Classify-sklearn low classification depth

Hi @ErikaGanda,
Your problem is a little bit different (the other post concerned use of vsearch specifically, and the sequences were not being assigned any taxonomy, yours are but receive shallow assignments), and so I have split into its own thread.

Unless if your reads are very short/low quality, you should indeed be getting much deeper classification with this classifier! So let's take a step back and examine how these reads were put together — you may be selecting the wrong classifier for your reads, depending on the primers that you are using.

Some other users have reported similar problems, e.g., here. This issue is usually caused by:

  1. The wrong reference sequences are being used (or extracted improperly)
  2. The query sequences are very short or low quality.
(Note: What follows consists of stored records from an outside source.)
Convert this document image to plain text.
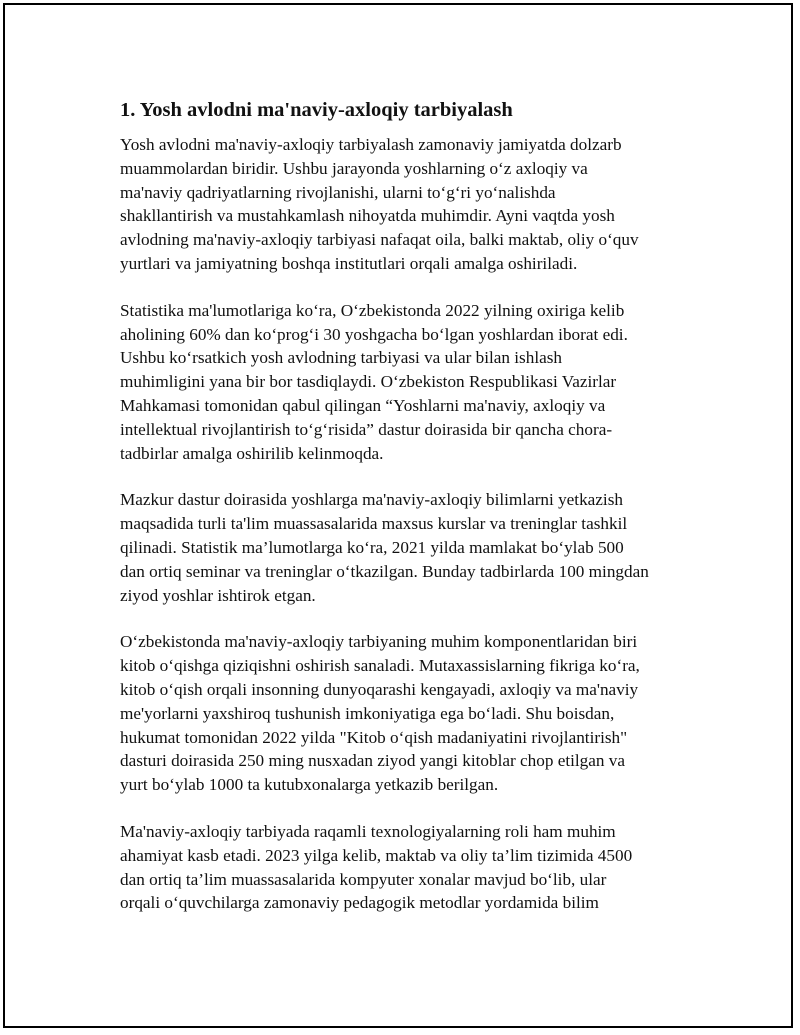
1. Yosh avlodni ma'naviy-axloqiy tarbiyalash

Yosh avlodni ma'naviy-axloqiy tarbiyalash zamonaviy jamiyatda dolzarb
muammolardan biridir. Ushbu jarayonda yoshlarning o‘z axloqiy va
ma'naviy qadriyatlarning rivojlanishi, ularni to‘g‘ri yo‘nalishda
shakllantirish va mustahkamlash nihoyatda muhimdir. Ayni vaqtda yosh
avlodning ma'naviy-axloqiy tarbiyasi nafaqat oila, balki maktab, oliy o‘quv
yurtlari va jamiyatning boshqa institutlari orqali amalga oshiriladi.

Statistika ma'lumotlariga ko‘ra, O‘zbekistonda 2022 yilning oxiriga kelib
aholining 60% dan ko‘prog‘i 30 yoshgacha bo‘lgan yoshlardan iborat edi.
Ushbu ko‘rsatkich yosh avlodning tarbiyasi va ular bilan ishlash
muhimligini yana bir bor tasdiqlaydi. O‘zbekiston Respublikasi Vazirlar
Mahkamasi tomonidan qabul qilingan “Yoshlarni ma'naviy, axloqiy va
intellektual rivojlantirish to‘g‘risida” dastur doirasida bir qancha chora-
tadbirlar amalga oshirilib kelinmoqda.

Mazkur dastur doirasida yoshlarga ma'naviy-axloqiy bilimlarni yetkazish
maqsadida turli ta'lim muassasalarida maxsus kurslar va treninglar tashkil
qilinadi. Statistik ma’lumotlarga ko‘ra, 2021 yilda mamlakat bo‘ylab 500
dan ortiq seminar va treninglar o‘tkazilgan. Bunday tadbirlarda 100 mingdan
ziyod yoshlar ishtirok etgan.

O‘zbekistonda ma'naviy-axloqiy tarbiyaning muhim komponentlaridan biri
kitob o‘qishga qiziqishni oshirish sanaladi. Mutaxassislarning fikriga ko‘ra,
kitob o‘qish orqali insonning dunyoqarashi kengayadi, axloqiy va ma'naviy
me'yorlarni yaxshiroq tushunish imkoniyatiga ega bo‘ladi. Shu boisdan,
hukumat tomonidan 2022 yilda "Kitob o‘qish madaniyatini rivojlantirish"
dasturi doirasida 250 ming nusxadan ziyod yangi kitoblar chop etilgan va
yurt bo‘ylab 1000 ta kutubxonalarga yetkazib berilgan.

Ma'naviy-axloqiy tarbiyada raqamli texnologiyalarning roli ham muhim
ahamiyat kasb etadi. 2023 yilga kelib, maktab va oliy ta’lim tizimida 4500
dan ortiq ta’lim muassasalarida kompyuter xonalar mavjud bo‘lib, ular
orqali o‘quvchilarga zamonaviy pedagogik metodlar yordamida bilim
So, some questions about your data:

  1. What primers are you using? I notice that for classification you use the Greengenes database with V4 domain extracted using the 515f/806r primers. Is this appropriate for your input sequences?
  2. How long are your query sequences? Did you use QIIME2 for all upstream steps (e.g., dada2 for quality control) or are you importing these reads from elsewhere for taxonomy assignment?

That probably will not help here — if Greengenes is performing poorly, so will SILVA trained on the same amplicon region. SILVA takes around 30X the time to run because the database is much much bigger.

Let us know if the above helps sort out the issue!